Of course, there are problems. It seems like sometimes people let stuff slide on the island faster than a real person would. Ten days after Locke gets Boone killed and lies to everyone, suddenly he's a trusted arbiter of whether Charlie is crazy or not? This is stuff that doesn't matter when you've got about a season separating these events. But when it ends up being separated by a few days (more similar to the way time is flowing on an the island), it kind of irks me.

But in some ways, it's like reading a serialized novel, like early Dickens. Over the next few days, I hope to post an entry or two about Lost up until where I am now (in the last few episodes of the second season).
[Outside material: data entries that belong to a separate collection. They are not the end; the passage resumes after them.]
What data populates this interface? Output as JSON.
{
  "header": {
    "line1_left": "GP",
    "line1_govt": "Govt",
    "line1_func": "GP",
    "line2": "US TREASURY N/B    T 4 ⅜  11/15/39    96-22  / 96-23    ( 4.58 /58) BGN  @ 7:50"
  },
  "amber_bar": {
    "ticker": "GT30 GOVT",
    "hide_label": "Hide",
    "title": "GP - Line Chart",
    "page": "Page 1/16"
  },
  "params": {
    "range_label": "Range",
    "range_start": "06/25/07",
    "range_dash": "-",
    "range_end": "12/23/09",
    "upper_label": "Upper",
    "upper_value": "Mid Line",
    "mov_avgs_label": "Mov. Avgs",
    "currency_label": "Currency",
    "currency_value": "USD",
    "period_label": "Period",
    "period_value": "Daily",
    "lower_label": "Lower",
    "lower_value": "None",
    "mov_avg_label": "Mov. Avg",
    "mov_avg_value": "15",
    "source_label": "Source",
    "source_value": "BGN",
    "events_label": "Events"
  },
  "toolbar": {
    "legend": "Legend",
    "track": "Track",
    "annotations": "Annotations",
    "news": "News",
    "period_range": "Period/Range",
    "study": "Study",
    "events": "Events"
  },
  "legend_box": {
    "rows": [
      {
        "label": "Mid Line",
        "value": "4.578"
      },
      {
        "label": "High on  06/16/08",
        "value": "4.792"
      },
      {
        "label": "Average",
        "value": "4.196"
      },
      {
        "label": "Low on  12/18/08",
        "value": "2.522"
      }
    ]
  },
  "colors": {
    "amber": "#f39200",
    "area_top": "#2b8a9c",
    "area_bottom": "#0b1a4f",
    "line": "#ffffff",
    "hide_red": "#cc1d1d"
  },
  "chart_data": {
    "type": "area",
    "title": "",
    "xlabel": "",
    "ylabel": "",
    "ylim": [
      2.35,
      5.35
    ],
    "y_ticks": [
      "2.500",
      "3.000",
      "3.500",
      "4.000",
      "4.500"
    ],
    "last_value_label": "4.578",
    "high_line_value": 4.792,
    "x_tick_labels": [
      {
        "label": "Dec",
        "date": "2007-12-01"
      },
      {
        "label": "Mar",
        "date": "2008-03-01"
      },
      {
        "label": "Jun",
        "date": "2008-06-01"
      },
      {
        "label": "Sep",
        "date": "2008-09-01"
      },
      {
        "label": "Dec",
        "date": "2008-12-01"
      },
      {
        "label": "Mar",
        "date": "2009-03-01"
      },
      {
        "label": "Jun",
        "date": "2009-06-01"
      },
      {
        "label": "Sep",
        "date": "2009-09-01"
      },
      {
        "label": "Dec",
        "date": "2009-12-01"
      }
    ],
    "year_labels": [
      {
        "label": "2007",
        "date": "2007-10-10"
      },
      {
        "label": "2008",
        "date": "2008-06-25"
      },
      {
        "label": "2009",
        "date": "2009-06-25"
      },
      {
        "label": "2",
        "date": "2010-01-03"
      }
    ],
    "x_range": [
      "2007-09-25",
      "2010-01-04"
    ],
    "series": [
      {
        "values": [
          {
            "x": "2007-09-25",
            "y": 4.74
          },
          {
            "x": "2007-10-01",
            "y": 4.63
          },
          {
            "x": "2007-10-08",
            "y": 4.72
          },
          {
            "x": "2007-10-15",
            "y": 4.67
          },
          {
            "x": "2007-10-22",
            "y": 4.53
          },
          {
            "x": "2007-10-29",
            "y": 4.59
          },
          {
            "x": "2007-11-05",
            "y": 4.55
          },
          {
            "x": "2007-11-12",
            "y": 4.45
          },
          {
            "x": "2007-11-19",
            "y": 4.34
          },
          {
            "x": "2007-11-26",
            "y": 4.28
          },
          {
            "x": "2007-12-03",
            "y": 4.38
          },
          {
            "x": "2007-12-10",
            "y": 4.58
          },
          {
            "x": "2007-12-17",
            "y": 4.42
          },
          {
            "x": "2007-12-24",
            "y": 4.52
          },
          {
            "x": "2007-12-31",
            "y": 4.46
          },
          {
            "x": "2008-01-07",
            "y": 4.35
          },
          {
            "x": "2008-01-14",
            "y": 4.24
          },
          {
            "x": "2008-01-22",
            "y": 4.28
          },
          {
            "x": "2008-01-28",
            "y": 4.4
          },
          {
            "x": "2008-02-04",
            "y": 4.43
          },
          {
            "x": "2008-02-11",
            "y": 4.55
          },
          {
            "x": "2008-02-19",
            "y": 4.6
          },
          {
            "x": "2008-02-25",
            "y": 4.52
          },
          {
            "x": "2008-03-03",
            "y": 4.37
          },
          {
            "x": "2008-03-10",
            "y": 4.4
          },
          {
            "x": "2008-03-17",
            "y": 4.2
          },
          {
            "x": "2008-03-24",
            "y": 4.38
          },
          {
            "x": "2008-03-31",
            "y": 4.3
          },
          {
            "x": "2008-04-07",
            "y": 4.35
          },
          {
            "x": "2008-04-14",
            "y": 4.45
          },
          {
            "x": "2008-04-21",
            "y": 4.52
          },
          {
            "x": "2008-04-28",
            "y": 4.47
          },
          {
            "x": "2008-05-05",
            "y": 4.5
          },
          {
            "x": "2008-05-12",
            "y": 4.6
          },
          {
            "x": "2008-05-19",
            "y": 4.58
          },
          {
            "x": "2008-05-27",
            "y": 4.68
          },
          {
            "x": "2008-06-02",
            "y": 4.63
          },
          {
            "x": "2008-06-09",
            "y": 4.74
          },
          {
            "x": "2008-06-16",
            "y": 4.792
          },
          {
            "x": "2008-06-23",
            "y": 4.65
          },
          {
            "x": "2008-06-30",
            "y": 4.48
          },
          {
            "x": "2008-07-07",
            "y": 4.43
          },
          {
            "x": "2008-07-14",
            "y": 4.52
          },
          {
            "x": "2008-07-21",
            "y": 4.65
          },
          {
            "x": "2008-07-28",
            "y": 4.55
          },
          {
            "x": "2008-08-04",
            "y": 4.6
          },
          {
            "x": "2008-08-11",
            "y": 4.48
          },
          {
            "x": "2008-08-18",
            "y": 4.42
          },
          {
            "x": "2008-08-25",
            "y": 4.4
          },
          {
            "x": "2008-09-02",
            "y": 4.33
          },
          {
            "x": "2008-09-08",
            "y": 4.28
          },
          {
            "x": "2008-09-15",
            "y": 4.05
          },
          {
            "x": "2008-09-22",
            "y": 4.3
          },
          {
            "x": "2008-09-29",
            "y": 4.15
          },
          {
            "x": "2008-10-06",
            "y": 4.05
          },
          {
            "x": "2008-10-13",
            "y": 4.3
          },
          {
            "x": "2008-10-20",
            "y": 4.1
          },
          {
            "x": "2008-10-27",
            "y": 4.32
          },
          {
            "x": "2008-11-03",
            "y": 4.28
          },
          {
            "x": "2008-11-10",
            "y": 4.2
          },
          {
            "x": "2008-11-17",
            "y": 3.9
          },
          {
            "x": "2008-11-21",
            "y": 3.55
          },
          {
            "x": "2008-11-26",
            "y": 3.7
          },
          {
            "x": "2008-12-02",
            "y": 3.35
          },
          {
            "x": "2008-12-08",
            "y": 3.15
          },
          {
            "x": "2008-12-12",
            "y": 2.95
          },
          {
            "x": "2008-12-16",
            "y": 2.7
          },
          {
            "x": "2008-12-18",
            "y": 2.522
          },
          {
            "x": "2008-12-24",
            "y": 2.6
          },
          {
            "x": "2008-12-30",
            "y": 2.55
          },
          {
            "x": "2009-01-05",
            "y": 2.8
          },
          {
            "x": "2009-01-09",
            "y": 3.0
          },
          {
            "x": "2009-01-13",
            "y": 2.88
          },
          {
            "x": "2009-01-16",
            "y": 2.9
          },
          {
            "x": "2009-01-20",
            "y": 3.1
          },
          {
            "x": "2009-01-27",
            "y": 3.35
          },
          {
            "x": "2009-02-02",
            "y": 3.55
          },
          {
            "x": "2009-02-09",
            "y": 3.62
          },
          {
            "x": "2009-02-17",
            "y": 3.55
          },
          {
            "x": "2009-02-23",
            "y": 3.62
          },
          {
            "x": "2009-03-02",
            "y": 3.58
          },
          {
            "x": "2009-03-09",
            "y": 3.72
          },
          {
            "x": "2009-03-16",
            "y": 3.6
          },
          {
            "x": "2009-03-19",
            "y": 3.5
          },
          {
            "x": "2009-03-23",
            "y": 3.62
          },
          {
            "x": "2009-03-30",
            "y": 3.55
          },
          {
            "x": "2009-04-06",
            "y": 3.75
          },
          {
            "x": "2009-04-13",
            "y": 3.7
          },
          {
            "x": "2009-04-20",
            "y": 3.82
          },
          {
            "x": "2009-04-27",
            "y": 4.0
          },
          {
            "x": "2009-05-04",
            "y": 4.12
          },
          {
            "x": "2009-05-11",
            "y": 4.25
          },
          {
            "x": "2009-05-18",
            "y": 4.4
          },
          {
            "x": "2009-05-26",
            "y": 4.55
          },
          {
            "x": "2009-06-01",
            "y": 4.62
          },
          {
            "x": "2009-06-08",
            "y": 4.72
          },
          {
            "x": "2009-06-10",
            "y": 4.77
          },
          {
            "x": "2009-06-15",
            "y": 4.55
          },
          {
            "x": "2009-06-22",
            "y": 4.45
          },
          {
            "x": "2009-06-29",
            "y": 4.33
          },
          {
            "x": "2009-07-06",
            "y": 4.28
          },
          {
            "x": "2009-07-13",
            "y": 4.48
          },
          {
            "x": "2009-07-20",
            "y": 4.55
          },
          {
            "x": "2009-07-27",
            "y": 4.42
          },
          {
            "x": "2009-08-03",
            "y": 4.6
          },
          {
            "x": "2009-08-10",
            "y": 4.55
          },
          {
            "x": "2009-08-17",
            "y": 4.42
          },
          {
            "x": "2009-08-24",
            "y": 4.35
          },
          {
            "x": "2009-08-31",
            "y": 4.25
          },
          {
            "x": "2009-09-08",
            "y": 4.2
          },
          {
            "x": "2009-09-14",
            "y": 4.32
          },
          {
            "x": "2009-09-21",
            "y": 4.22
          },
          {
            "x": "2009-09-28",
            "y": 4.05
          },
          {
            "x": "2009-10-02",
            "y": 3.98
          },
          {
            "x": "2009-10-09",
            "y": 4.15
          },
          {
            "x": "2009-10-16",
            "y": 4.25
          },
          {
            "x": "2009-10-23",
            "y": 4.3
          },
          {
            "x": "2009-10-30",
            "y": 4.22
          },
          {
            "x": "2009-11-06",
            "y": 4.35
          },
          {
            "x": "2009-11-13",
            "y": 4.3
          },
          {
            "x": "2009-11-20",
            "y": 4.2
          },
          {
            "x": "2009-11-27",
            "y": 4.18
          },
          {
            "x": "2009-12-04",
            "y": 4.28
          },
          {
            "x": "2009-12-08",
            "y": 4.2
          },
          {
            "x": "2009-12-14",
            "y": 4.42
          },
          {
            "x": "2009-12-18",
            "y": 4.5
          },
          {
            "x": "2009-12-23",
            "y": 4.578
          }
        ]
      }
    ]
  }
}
From then on, I intend to do TV Club-esque (a la the AV Club) entries episode by episode as I watch them, talking about themes, characters, and theories as I come across them. It should be amusing to see how much I miscalculate upcoming events, at the least. And heck, it seems like the AV Club's TV Club coverage doesn't really start 'til last season.

And I promise updates on some of the other stuff I've been promising along the way. Or at least to tie these entries into my pet causes. So, make your own kind of blogging/Blog your own kind of blog/ Even when nobody else blogs along!